Middleware Consistency
Stakeholders
Johann, Mohamad, Xuezhao, Phil.
Introduction
The DAOS data model is very generic and users build different data models on top of it. Different data models and middleware libraries include:
DFS for POSIX containers (mapping DAOS object to directories, files, symlinks) and maintaining a namespace and a user API on top of that.
PyDAOS for a flat namespace of dictionary objects that are mapped to internal DAOS LV objects
HDF5 containers to support the HDF5 API and tools over a hierarchical namespace of groups, datasets, attributes, etc.
and many others that are in production or research.
The key point is that each of those middleware libraries maintain and understand their own data model over the DAOS data model. DAOS itself does not understand this data model and for example cannot make a distinction between a POSIX root directory or SB object or a regular file. From the DAOS API perspective and below, they are all regular objects.
After a catastrophic recovery event, the data model could become inconsistent after repair actions from different passes. For instance, an object (a directory in a POSIX container) might be removed by the DAOS distributed checker. If the POSIX container is remounted, this directory will not be seen in the namespace and everything under it becomes unreachable and leaked / lost in the container. This situation calls for for a generic infrastructure to support every middleware library to be able to check & repair it’s data model after it’s event.
This design document describes this generic infrastructure that DAOS will provide, and details two middleware libraries, DFS and PyDAOS, on how they will implement their own checkers using that infrastructure.
Requirements & Use Cases
As discussed in the previous section, when recovering from a catastrophic recovery event, repair actions from DAOS could render some data models broken.
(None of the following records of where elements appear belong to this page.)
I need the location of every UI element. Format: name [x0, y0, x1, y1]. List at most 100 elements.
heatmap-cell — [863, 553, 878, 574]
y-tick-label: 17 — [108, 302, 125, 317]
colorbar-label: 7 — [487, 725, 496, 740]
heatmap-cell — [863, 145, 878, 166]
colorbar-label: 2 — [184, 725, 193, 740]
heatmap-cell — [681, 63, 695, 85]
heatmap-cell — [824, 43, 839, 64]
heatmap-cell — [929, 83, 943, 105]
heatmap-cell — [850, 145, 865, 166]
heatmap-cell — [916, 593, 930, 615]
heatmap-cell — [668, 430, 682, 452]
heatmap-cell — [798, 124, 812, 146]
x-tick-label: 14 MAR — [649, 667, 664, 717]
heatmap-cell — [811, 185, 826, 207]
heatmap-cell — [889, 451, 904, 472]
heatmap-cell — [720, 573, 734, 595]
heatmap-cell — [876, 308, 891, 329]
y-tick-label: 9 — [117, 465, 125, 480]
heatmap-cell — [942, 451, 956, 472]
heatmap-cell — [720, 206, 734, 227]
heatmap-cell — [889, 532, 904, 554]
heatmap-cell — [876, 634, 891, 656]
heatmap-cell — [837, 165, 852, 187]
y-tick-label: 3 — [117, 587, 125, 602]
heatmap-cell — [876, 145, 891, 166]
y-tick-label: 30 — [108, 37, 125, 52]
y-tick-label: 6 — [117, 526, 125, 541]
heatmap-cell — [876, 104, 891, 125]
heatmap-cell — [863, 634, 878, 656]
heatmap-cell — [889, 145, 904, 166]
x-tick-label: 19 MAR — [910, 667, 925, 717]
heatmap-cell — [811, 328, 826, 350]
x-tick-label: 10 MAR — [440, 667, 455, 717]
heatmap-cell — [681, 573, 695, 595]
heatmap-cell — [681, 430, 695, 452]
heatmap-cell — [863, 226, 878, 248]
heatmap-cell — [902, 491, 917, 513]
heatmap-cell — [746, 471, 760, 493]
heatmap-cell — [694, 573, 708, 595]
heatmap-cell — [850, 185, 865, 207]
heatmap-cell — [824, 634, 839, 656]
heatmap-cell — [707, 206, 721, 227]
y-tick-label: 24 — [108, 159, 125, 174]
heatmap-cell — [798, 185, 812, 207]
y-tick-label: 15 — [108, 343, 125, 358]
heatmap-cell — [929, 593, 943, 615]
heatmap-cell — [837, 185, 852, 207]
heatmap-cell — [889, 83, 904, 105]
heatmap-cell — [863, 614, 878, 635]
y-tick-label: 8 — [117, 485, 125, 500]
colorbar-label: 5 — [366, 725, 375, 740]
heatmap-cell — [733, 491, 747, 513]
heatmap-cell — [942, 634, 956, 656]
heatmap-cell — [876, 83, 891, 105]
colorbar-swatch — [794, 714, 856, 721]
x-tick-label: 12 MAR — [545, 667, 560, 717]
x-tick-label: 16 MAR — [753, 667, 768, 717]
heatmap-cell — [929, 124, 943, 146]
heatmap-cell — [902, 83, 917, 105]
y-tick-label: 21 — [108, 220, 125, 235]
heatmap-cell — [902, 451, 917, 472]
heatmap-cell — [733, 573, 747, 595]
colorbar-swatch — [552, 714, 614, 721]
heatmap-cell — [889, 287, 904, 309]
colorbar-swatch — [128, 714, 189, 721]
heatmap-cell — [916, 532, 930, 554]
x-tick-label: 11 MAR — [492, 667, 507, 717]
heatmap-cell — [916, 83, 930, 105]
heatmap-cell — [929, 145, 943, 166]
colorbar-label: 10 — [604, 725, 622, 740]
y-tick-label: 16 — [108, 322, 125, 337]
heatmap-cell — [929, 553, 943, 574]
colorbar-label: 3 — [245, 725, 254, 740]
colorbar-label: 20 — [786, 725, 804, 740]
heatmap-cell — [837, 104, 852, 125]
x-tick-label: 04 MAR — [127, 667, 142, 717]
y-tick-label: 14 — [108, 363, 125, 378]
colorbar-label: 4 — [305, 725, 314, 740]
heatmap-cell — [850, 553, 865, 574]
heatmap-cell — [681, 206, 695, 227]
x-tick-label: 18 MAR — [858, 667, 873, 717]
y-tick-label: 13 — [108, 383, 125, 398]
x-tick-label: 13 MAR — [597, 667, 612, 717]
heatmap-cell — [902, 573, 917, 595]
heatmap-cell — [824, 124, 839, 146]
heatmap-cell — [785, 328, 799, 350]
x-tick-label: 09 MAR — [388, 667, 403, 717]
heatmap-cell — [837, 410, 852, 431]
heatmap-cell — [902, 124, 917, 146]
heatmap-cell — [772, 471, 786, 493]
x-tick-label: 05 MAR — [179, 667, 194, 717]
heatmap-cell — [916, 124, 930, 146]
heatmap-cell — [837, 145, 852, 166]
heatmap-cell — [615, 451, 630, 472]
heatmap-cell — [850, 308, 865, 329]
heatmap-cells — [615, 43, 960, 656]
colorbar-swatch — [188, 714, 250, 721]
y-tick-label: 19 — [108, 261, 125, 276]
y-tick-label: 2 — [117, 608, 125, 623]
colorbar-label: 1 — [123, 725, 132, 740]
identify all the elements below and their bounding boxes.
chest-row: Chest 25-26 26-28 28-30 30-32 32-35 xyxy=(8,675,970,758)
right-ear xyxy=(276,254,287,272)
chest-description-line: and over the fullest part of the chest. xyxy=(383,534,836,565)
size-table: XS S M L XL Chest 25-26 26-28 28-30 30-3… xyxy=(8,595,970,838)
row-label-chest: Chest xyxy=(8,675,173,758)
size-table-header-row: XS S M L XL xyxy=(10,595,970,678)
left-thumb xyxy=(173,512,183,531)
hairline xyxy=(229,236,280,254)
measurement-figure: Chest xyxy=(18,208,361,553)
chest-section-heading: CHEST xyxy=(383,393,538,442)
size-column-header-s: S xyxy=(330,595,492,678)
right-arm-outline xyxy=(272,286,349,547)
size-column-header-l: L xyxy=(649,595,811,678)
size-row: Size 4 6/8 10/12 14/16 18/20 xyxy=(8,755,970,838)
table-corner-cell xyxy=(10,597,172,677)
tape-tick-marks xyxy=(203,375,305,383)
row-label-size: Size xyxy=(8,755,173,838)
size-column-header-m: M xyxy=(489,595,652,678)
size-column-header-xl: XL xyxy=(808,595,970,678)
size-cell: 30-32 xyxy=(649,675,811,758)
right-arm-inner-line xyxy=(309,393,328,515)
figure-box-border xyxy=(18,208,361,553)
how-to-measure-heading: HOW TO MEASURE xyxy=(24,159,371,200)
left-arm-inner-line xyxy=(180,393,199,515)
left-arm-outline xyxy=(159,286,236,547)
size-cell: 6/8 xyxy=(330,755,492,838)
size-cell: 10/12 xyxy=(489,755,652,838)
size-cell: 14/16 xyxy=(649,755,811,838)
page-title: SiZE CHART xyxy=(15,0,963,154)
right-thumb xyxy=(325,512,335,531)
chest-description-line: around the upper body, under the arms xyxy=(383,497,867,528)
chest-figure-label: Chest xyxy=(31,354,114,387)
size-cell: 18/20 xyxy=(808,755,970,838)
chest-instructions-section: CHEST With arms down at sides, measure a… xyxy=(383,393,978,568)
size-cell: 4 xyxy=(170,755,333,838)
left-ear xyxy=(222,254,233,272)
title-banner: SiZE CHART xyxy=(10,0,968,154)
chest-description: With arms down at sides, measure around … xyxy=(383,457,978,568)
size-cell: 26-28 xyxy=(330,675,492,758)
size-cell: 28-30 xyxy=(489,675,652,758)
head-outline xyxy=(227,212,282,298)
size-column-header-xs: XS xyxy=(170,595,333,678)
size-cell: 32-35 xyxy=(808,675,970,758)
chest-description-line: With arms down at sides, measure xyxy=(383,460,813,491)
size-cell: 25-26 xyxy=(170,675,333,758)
The requirements for this include developing:
The generic infrastructure / API extensions to support middleware consistency are sufficient for existing data models to use for repair actions.
The Middleware tools supported in this work (POSIX and PyDAOS) are able to properly utilize the new infrastructure to fix the namespace avoiding any leak objects / space in the container.
A testing infrastructure is provided to allow corrupting containers to emulate a catastrophic recovery event to make it easy for testing the consistency tools.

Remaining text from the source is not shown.